Acórdão nº 3068/21.2T8STR.E1 de Tribunal da Relação de Évora, 07 de Novembro de 2023

Magistrado ResponsávelELISABETE VALENTE
Data da Resolução07 de Novembro de 2023
EmissorTribunal da Relação de Évora

Acordam os juízes da secção cível do Tribunal da Relação de Évora: 1 – Relatório.

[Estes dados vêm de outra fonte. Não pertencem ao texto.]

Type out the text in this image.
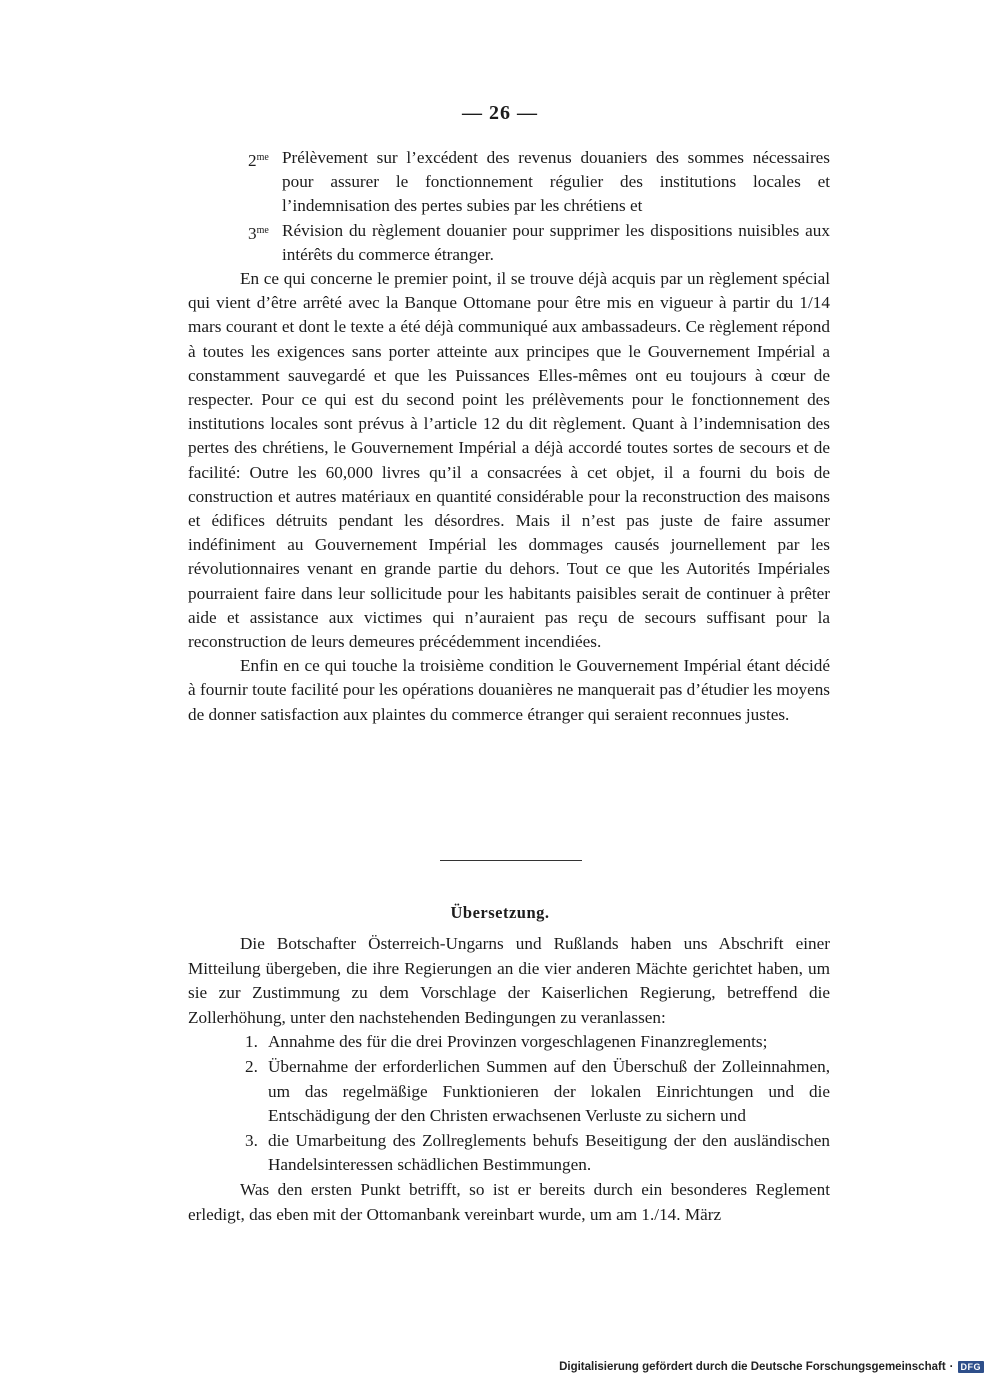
— 26 —
$2^{me}$ Prélèvement sur l’excédent des revenus douaniers des sommes nécessaires pour assurer le fonctionnement régulier des institutions locales et l’indemnisation des pertes subies par les chrétiens et
$3^{me}$ Révision du règlement douanier pour supprimer les dispositions nuisibles aux intérêts du commerce étranger.

En ce qui concerne le premier point, il se trouve déjà acquis par un règlement spécial qui vient d’être arrêté avec la Banque Ottomane pour être mis en vigueur à partir du 1/14 mars courant et dont le texte a été déjà communiqué aux ambassadeurs. Ce règlement répond à toutes les exigences sans porter atteinte aux principes que le Gouvernement Impérial a constamment sauvegardé et que les Puissances Elles-mêmes ont eu toujours à cœur de respecter. Pour ce qui est du second point les prélèvements pour le fonctionnement des institutions locales sont prévus à l’article 12 du dit règlement. Quant à l’indemnisation des pertes des chrétiens, le Gouvernement Impérial a déjà accordé toutes sortes de secours et de facilité: Outre les 60,000 livres qu’il a consacrées à cet objet, il a fourni du bois de construction et autres matériaux en quantité considérable pour la reconstruction des maisons et édifices détruits pendant les désordres. Mais il n’est pas juste de faire assumer indéfiniment au Gouvernement Impérial les dommages causés journellement par les révolutionnaires venant en grande partie du dehors. Tout ce que les Autorités Impériales pourraient faire dans leur sollicitude pour les habitants paisibles serait de continuer à prêter aide et assistance aux victimes qui n’auraient pas reçu de secours suffisant pour la reconstruction de leurs demeures précédemment incendiées.

Enfin en ce qui touche la troisième condition le Gouvernement Impérial étant décidé à fournir toute facilité pour les opérations douanières ne manquerait pas d’étudier les moyens de donner satisfaction aux plaintes du commerce étranger qui seraient reconnues justes.

Übersetzung.

Die Botschafter Österreich-Ungarns und Rußlands haben uns Abschrift einer Mitteilung übergeben, die ihre Regierungen an die vier anderen Mächte gerichtet haben, um sie zur Zustimmung zu dem Vorschlage der Kaiserlichen Regierung, betreffend die Zollerhöhung, unter den nachstehenden Bedingungen zu veranlassen:

1. Annahme des für die drei Provinzen vorgeschlagenen Finanzreglements;
2. Übernahme der erforderlichen Summen auf den Überschuß der Zolleinnahmen, um das regelmäßige Funktionieren der lokalen Einrichtungen und die Entschädigung der den Christen erwachsenen Verluste zu sichern und
3. die Umarbeitung des Zollreglements behufs Beseitigung der den ausländischen Handelsinteressen schädlichen Bestimmungen.

Was den ersten Punkt betrifft, so ist er bereits durch ein besonderes Reglement erledigt, das eben mit der Ottomanbank vereinbart wurde, um am 1./14. März

Digitalisierung gefördert durch die Deutsche Forschungsgemeinschaft · DFG
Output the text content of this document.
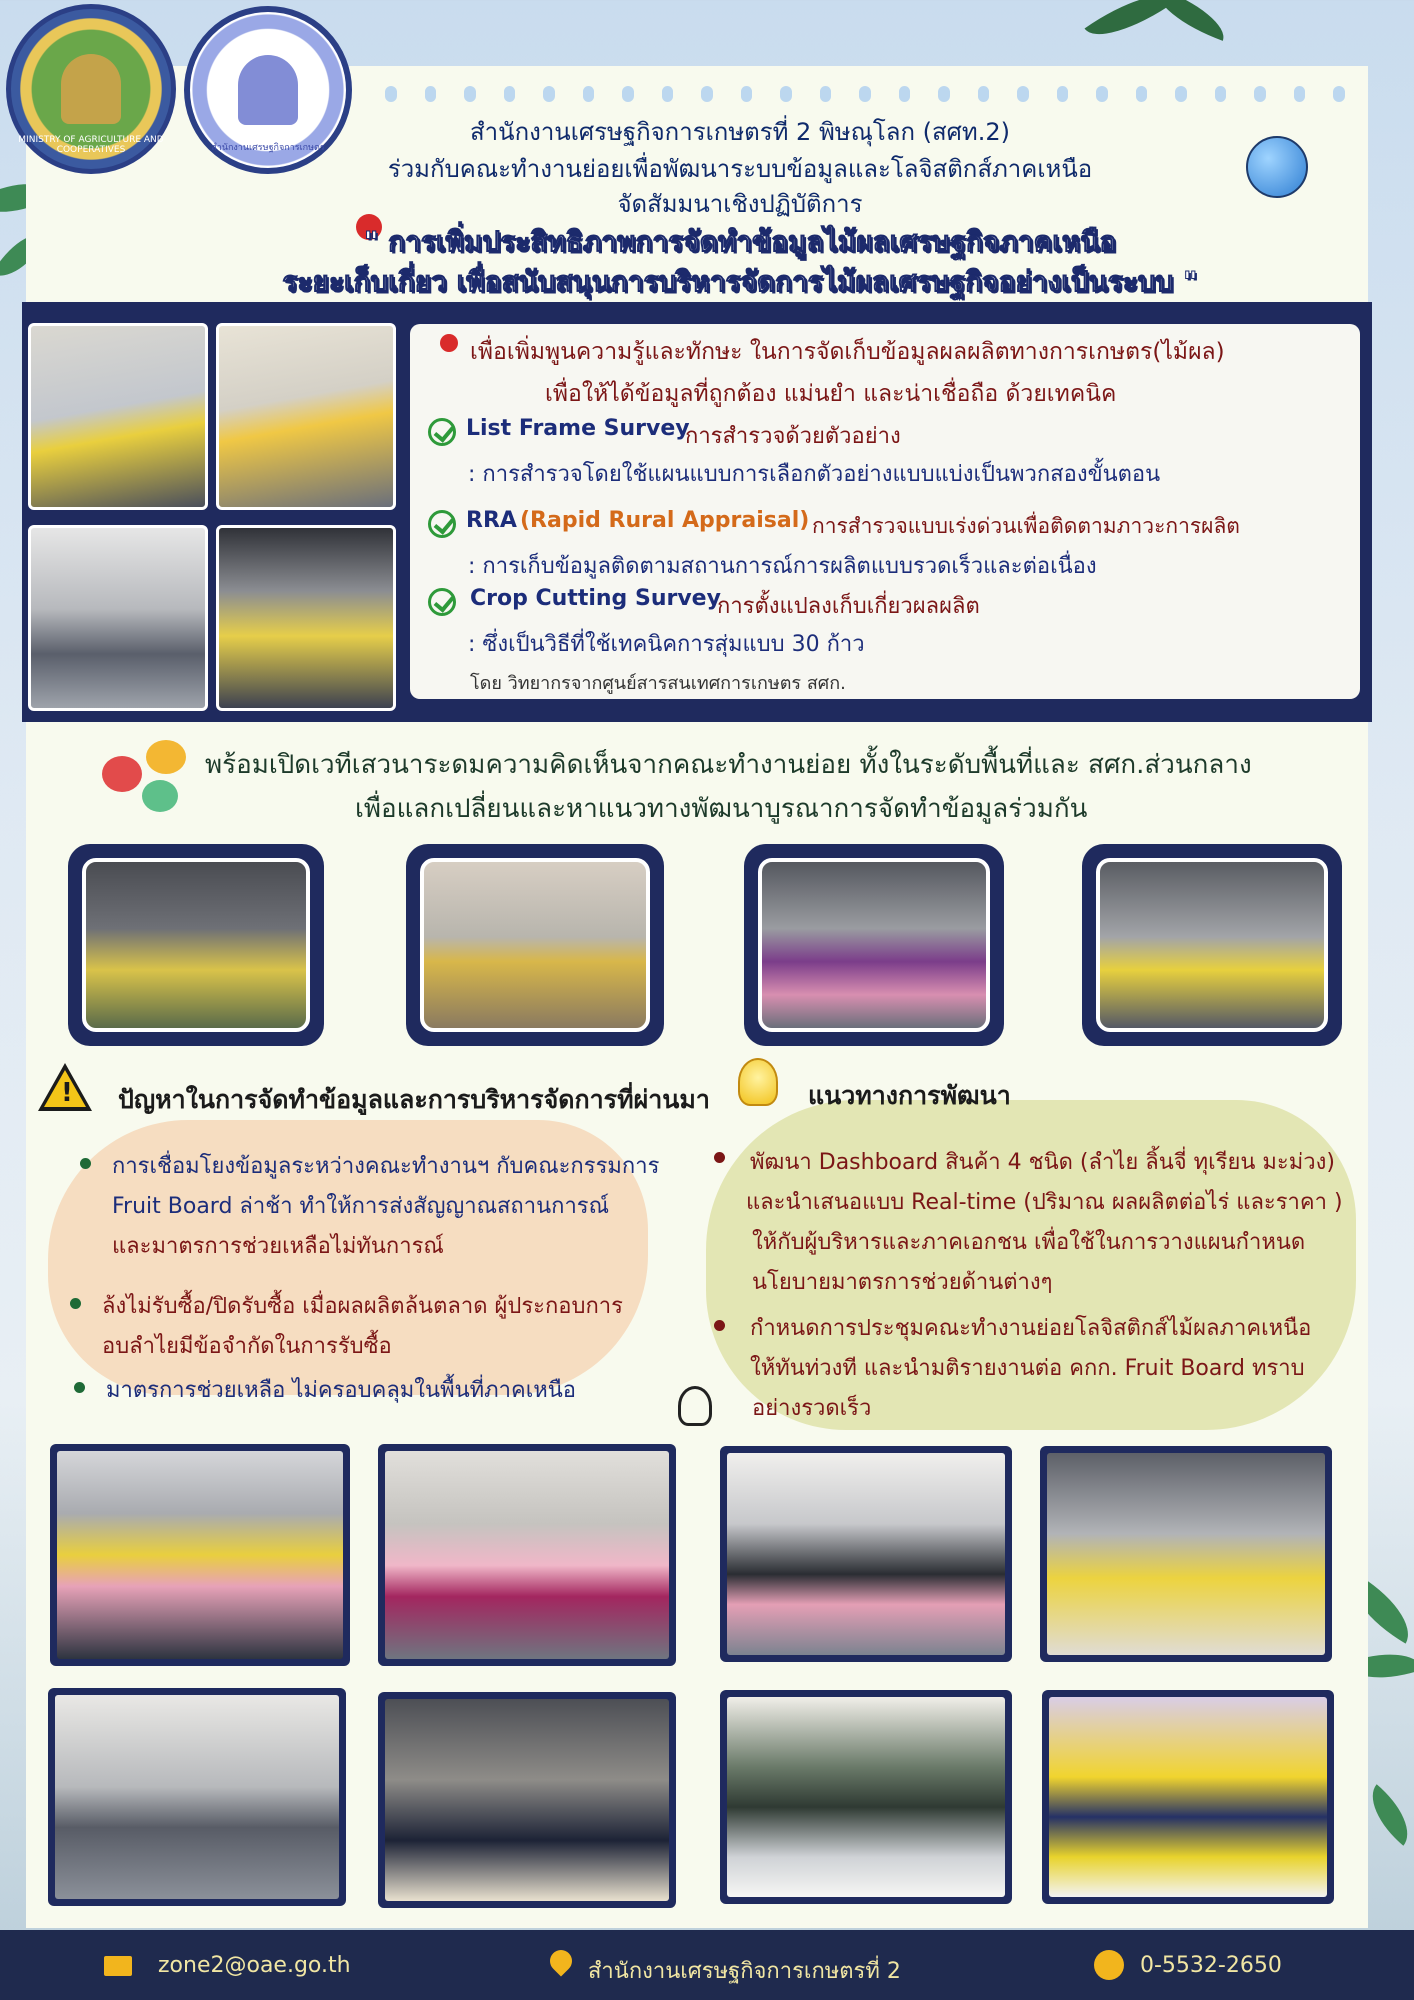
MINISTRY OF AGRICULTURE AND COOPERATIVES	สำนักงานเศรษฐกิจการเกษตร
สำนักงานเศรษฐกิจการเกษตรที่ 2 พิษณุโลก (สศท.2)
ร่วมกับคณะทำงานย่อยเพื่อพัฒนาระบบข้อมูลและโลจิสติกส์ภาคเหนือ
จัดสัมมนาเชิงปฏิบัติการ
" การเพิ่มประสิทธิภาพการจัดทำข้อมูลไม้ผลเศรษฐกิจภาคเหนือ
ระยะเก็บเกี่ยว เพื่อสนับสนุนการบริหารจัดการไม้ผลเศรษฐกิจอย่างเป็นระบบ "
เพื่อเพิ่มพูนความรู้และทักษะ ในการจัดเก็บข้อมูลผลผลิตทางการเกษตร(ไม้ผล)
เพื่อให้ได้ข้อมูลที่ถูกต้อง แม่นยำ และน่าเชื่อถือ ด้วยเทคนิค
List Frame Survey
การสำรวจด้วยตัวอย่าง
: การสำรวจโดยใช้แผนแบบการเลือกตัวอย่างแบบแบ่งเป็นพวกสองขั้นตอน
RRA (Rapid Rural Appraisal) การสำรวจแบบเร่งด่วนเพื่อติดตามภาวะการผลิต
: การเก็บข้อมูลติดตามสถานการณ์การผลิตแบบรวดเร็วและต่อเนื่อง
Crop Cutting Survey
การตั้งแปลงเก็บเกี่ยวผลผลิต
: ซึ่งเป็นวิธีที่ใช้เทคนิคการสุ่มแบบ 30 ก้าว
โดย วิทยากรจากศูนย์สารสนเทศการเกษตร สศก.
พร้อมเปิดเวทีเสวนาระดมความคิดเห็นจากคณะทำงานย่อย ทั้งในระดับพื้นที่และ สศก.ส่วนกลาง
เพื่อแลกเปลี่ยนและหาแนวทางพัฒนาบูรณาการจัดทำข้อมูลร่วมกัน
! ปัญหาในการจัดทำข้อมูลและการบริหารจัดการที่ผ่านมา	แนวทางการพัฒนา
การเชื่อมโยงข้อมูลระหว่างคณะทำงานฯ กับคณะกรรมการ
Fruit Board ล่าช้า ทำให้การส่งสัญญาณสถานการณ์
และมาตรการช่วยเหลือไม่ทันการณ์
ล้งไม่รับซื้อ/ปิดรับซื้อ เมื่อผลผลิตล้นตลาด ผู้ประกอบการ
อบลำไยมีข้อจำกัดในการรับซื้อ
มาตรการช่วยเหลือ ไม่ครอบคลุมในพื้นที่ภาคเหนือ
พัฒนา Dashboard สินค้า 4 ชนิด (ลำไย ลิ้นจี่ ทุเรียน มะม่วง)
และนำเสนอแบบ Real-time (ปริมาณ ผลผลิตต่อไร่ และราคา )
ให้กับผู้บริหารและภาคเอกชน เพื่อใช้ในการวางแผนกำหนด
นโยบายมาตรการช่วยด้านต่างๆ
กำหนดการประชุมคณะทำงานย่อยโลจิสติกส์ไม้ผลภาคเหนือ
ให้ทันท่วงที และนำมติรายงานต่อ คกก. Fruit Board ทราบ
อย่างรวดเร็ว
zone2@oae.go.th	สำนักงานเศรษฐกิจการเกษตรที่ 2	0-5532-2650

(…) e (…) – Sociedade de Construções Lda. instaurou a presente acção contra (…), contribuinte fiscal (…), residente em Rua (…), n.º 79-C, em Ourém, por si e em representação da menor (…), contribuinte fiscal (…), também ali residente, pedindo que as rés sejam condenadas a: a) Reconhecerem a autora como dona e legítima proprietária do imóvel identificado no artigo 1º da petição inicial e condenadas a entregá-lo à autora. completamente livre e devoluto de pessoas e bens; b) Pagarem à autora, a título de indemnização pelos danos causados, a importância de € 59.045,00 (cinquenta e nove mil e quarenta e cinco euros) calculada até Novembro de 2021 e, ainda, a contar desta data, o montante mensal de € 375,00, correspondente ao valor do último mês de utilização abusiva, até à entrega efetiva do imóvel, com atualizações anuais às taxas fixadas legalmente para as rendas livres, a liquidar em execução de sentença, e a taxa de juro legal (vencidos e vincendos) sobre o montante total da indemnização até ao integral e efetivo pagamento; c) Pagarem à autora a título de indemnização os respetivos IMI suportados por aquela desde 2008.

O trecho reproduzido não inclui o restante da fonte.